Two teams have independently discovered what they call the holy grail of their field –  the genes responsible for our brains being so much larger than our nearest relatives.

As important as walking upright and having opposable thumbs may be, it is our brains that really set us apart from other animals. Yet strangely, the genetic basis for this difference has been a mystery. Now two papers published in Cell give the credit to NOTCH2NL, a gene family so overlooked we previously mismapped its location in the genome.

The authors of both papers note NOTCH2L genes are limited to humans. They delay the process of cortical stem cells differentiating to become neurons, slowing brain development but ensuring we have more neurons in the end.

"Our brains got three times as big primarily through the expansion of certain functional areas of the cerebral cortex, and that has to be a fundamental substrate for us becoming human," said senior author of one of the papers, Professor David Haussler of the University of California, Santa Cruz, in an emailed statement. "There's really no more exciting scientific question that I can think of than discovering and decoding the mysterious genetic changes that made us who we are."
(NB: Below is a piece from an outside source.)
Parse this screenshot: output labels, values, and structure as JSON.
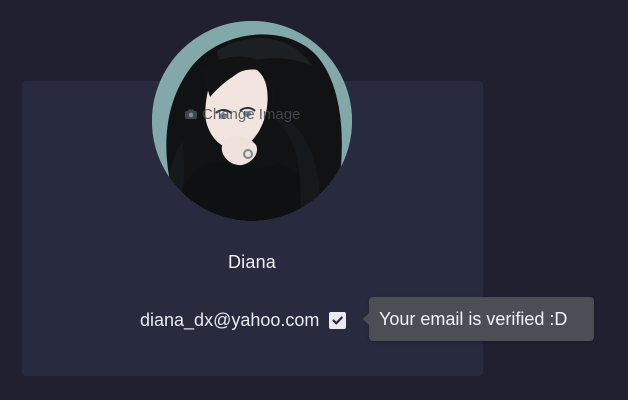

Haussler's team suspected something when comparing the genes expressed in the brains cells of humans and macaques, and found the monkeys NOTCH2NL-free. Further investigation revealed the great apes also lack an equivalent set of genes.

In attempting to trace the history of NOTCH2NL, Haussler concluded that the NOTCH2 gene, which is essential to brain development in all animals, became duplicated. Originally non-functional, the second version underwent gene conversion around 4 million years ago, coinciding with the great expansion of our brains. These now functional genes duplicated twice more before we diverged from the Neanderthals, further fueling our increased brain capacity.
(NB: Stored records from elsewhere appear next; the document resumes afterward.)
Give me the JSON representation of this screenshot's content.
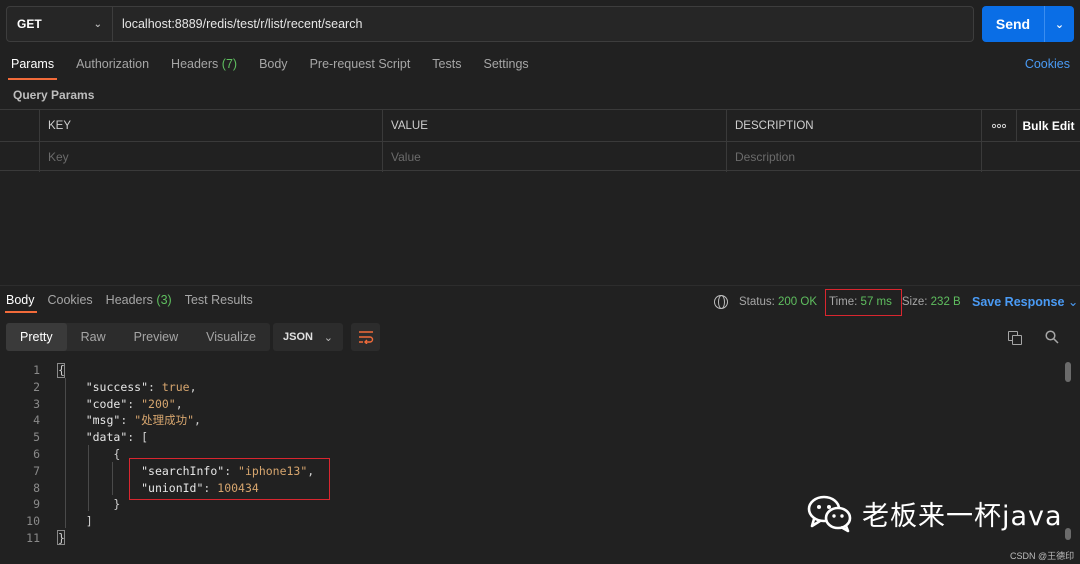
{
  "request": {
    "method": "GET",
    "url": "localhost:8889/redis/test/r/list/recent/search",
    "send_label": "Send"
  },
  "req_tabs": [
    {
      "label": "Params",
      "count": ""
    },
    {
      "label": "Authorization",
      "count": ""
    },
    {
      "label": "Headers",
      "count": "(7)"
    },
    {
      "label": "Body",
      "count": ""
    },
    {
      "label": "Pre-request Script",
      "count": ""
    },
    {
      "label": "Tests",
      "count": ""
    },
    {
      "label": "Settings",
      "count": ""
    }
  ],
  "cookies_label": "Cookies",
  "query_params_title": "Query Params",
  "params_table": {
    "headers": [
      "KEY",
      "VALUE",
      "DESCRIPTION"
    ],
    "bulk_edit": "Bulk Edit",
    "more": "ooo",
    "placeholders": [
      "Key",
      "Value",
      "Description"
    ]
  },
  "resp_tabs": [
    {
      "label": "Body",
      "count": ""
    },
    {
      "label": "Cookies",
      "count": ""
    },
    {
      "label": "Headers",
      "count": "(3)"
    },
    {
      "label": "Test Results",
      "count": ""
    }
  ],
  "stats": {
    "status_label": "Status:",
    "status_value": "200 OK",
    "time_label": "Time:",
    "time_value": "57 ms",
    "size_label": "Size:",
    "size_value": "232 B"
  },
  "save_response": "Save Response",
  "view_modes": [
    "Pretty",
    "Raw",
    "Preview",
    "Visualize"
  ],
  "format": "JSON",
  "code_lines": [
    "1",
    "2",
    "3",
    "4",
    "5",
    "6",
    "7",
    "8",
    "9",
    "10",
    "11"
  ],
  "json": {
    "k_success": "\"success\"",
    "v_success": "true",
    "k_code": "\"code\"",
    "v_code": "\"200\"",
    "k_msg": "\"msg\"",
    "v_msg": "\"处理成功\"",
    "k_data": "\"data\"",
    "k_searchInfo": "\"searchInfo\"",
    "v_searchInfo": "\"iphone13\"",
    "k_unionId": "\"unionId\"",
    "v_unionId": "100434"
  },
  "watermark": {
    "text": "老板来一杯java",
    "sub": "CSDN @王德印"
  },
  "colors": {
    "accent": "#0a6ee6",
    "tab_underline": "#f26b3a",
    "success": "#5fbf5f",
    "highlight_box": "#d9262f",
    "link": "#4a9bf5"
  }
}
When Haussler's team deleted NOTCH2NL from human stem cells, they found the miniature brain cortex patches they were growing in vitro developed faster initially but ended up smaller, reflecting the way other animals' brains grow compared to our own.

Meanwhile, at the Université Libre de Bruxelles, Dr Pierre Vanderhaeghen was looking for human-specific genes that influence brain development. Vanderhaeghen was able to find 35 such genes active in the cerebral cortex, and he concluded NOTCH2's known role in brain cell development made NOTCH2NL a particularly likely candidate.
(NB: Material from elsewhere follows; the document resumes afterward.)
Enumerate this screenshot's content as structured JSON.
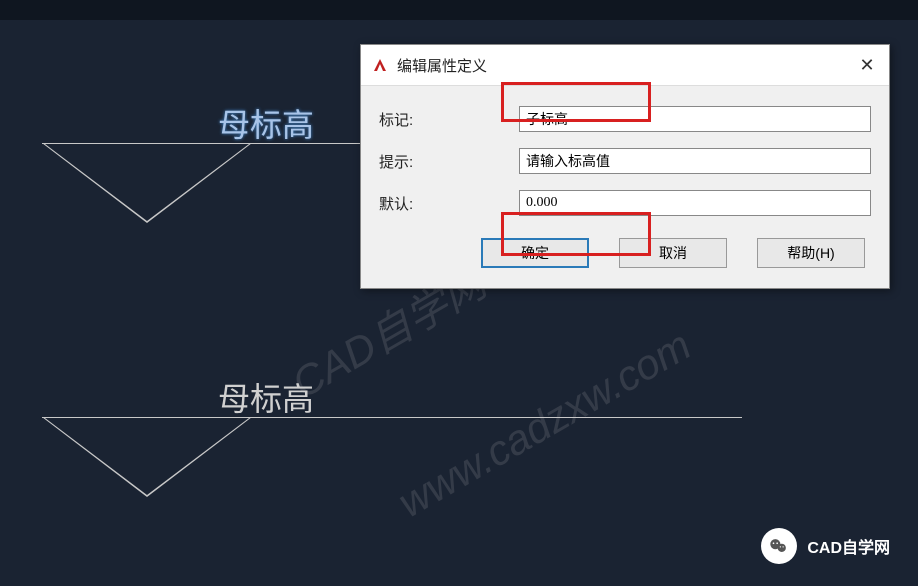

When Vanderhaeghen's team transferred NOTCH2NL to mouse embryos, it created the conditions to increase the number of neurons in the mouse cortex, much like in the book Flowers for Algernon.

There is a price to pay for this extra capacity, however. The genome region in which NOTCH2NL resides is associated with many brain diseases when development goes wrong; errors in NOTCH2NL may be responsible for neuron over- and under-production.